While Bockino was mimicking Wheeler, I was mimicking Bockino. The two of us work together only once or twice a season and have skied together recreationally just once. But I’ve found myself pulling pieces from her playbook in everything, from the way I communicate with ski partners to how I shape pit walls.
Find a Friendtor
Though Bockino was someone I looked to for the future of my career, my own peers have also played a huge part in my education. These are people I met in avy classes or who share similar backcountry goals. Friendtors hold you accountable, are available to practice skills, and can observe and give feedback.

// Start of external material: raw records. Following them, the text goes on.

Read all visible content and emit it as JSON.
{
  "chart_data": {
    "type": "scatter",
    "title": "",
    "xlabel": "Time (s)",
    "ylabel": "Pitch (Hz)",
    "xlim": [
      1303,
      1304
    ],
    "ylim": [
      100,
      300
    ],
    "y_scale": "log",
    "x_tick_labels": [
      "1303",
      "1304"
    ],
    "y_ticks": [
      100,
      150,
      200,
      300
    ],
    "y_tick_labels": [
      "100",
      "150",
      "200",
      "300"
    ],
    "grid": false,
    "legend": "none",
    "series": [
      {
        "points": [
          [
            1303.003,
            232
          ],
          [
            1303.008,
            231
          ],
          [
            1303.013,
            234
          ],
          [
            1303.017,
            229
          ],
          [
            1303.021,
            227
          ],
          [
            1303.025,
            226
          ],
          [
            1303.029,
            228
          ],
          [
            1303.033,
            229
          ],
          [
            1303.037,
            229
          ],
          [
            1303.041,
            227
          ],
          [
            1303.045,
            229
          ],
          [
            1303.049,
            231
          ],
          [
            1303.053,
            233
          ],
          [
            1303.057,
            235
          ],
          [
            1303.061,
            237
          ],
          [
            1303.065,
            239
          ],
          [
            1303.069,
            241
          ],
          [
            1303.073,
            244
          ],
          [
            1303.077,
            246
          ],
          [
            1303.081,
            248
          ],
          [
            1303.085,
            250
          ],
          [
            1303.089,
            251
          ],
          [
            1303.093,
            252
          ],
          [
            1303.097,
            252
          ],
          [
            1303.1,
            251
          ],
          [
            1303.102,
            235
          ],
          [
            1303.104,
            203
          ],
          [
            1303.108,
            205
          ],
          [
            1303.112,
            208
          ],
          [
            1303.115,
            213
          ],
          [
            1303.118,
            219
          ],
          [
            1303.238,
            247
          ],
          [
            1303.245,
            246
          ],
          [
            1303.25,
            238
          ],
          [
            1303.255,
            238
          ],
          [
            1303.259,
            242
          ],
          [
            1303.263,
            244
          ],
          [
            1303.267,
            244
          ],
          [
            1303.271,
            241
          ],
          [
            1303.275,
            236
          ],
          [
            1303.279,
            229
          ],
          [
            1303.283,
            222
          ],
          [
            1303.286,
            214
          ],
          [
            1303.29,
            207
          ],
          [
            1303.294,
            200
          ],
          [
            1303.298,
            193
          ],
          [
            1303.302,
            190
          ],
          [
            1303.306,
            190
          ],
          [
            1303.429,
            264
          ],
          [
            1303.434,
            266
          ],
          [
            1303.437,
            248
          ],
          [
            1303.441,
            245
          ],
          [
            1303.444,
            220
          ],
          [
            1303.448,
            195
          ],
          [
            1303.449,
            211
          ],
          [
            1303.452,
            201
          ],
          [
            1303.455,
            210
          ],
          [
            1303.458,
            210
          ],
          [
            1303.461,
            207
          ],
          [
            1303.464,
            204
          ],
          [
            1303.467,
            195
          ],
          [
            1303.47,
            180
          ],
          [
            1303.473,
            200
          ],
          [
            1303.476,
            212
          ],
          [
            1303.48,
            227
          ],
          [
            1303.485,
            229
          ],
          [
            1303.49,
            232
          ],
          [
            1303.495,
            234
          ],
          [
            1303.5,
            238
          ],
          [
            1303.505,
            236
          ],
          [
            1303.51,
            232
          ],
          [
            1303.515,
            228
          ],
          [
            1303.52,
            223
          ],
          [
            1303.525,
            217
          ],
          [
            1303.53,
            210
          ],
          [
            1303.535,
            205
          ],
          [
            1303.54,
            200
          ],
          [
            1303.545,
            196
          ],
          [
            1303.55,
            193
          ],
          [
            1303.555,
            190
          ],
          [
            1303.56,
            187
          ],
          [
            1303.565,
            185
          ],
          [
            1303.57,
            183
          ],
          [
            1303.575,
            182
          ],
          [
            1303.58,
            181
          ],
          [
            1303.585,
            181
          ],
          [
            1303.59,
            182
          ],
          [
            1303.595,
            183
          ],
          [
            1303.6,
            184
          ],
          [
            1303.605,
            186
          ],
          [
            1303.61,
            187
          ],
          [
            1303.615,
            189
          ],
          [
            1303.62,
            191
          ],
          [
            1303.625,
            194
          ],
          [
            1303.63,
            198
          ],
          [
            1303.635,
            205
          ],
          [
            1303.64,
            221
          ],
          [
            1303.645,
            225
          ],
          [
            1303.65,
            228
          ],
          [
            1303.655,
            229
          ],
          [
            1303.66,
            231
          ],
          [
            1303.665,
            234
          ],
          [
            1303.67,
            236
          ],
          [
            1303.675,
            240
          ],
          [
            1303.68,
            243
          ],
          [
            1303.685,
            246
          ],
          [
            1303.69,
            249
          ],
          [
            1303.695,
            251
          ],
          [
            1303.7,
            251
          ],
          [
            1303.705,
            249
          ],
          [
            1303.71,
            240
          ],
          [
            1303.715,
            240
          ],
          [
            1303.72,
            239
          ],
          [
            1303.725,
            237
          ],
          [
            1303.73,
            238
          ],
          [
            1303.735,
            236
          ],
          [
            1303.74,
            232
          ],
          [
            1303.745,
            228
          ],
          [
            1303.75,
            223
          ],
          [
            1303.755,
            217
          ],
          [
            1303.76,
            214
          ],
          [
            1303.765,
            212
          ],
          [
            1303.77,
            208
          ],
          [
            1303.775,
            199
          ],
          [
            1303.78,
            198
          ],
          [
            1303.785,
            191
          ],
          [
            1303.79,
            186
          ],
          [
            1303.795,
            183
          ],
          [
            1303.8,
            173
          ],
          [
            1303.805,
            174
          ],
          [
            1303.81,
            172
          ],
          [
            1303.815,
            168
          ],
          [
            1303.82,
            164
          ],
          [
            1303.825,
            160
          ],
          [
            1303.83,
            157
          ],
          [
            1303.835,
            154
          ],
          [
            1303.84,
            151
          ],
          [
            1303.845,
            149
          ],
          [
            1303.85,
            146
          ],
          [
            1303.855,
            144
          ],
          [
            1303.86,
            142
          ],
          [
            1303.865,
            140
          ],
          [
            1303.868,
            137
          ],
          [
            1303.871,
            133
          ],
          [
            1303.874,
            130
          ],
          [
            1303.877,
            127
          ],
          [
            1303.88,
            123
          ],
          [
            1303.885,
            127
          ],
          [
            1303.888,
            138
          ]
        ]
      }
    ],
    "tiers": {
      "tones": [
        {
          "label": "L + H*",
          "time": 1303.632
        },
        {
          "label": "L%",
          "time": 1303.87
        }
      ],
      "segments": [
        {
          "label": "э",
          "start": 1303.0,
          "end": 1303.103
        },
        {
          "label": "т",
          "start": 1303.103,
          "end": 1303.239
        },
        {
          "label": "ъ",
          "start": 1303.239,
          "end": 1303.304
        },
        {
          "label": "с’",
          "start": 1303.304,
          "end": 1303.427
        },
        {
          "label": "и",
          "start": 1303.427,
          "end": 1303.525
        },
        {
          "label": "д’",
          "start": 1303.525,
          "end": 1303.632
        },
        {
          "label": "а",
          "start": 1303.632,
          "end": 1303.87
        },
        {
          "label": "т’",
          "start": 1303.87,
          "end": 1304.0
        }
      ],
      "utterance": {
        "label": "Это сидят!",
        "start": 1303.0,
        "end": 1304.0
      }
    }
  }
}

When I asked one of my friendtors, Izzy Lazarus, about the importance of peer learning, she told me, “That form of relationship is the most organic, long lasting and fruitful that I have had.” While mentors will sometimes put their mentee’s goals on the backburner to focus on their own aims, friendtors share common objectives they can work toward together. “The friend-mentor space is ideally one where you feel safe to be vulnerable, to ask questions, to make mistakes or to speak up,” Lazarus continues. She adds that friendtors “know how one another work emotionally, what your goals are outside of the mountains, what else is going on in your life.”
Pass it On
Sometimes, things come full circle and you find yourself mentoring someone else. The prospect can be daunting, but, from my experience, mentoring an up-and-coming backcountry skier is as fulfilling as hitting a 45-degree chute in stable powder conditions.
Before offering up your knowledge, think back on your journey as a backcountry mentee. What did you expect from your mentor? Do you have the time and experience needed to bring someone along that same path? If the answer is no, there’s nothing wrong with politely declining the mentorship role. Additionally, it’s important to make sure that your mentee wants to be mentored. After all, there’s nothing worse than having an unwanted lecture pushed down your throat when you’re trying to enjoy a peaceful skintrack.
If you do step up to the mentorship plate, set attainable expectations for the relationship and follow through with what you promise. Listen to your mentee’s goals and don’t be afraid to admit when you don’t know something.
When I asked Bockino how to be a better mentor, she had a few criteria, mainly don’t think too highly of yourself and have an open, curious mind. Most importantly, Bockino says, “A mentor and mentee are learning from one another.”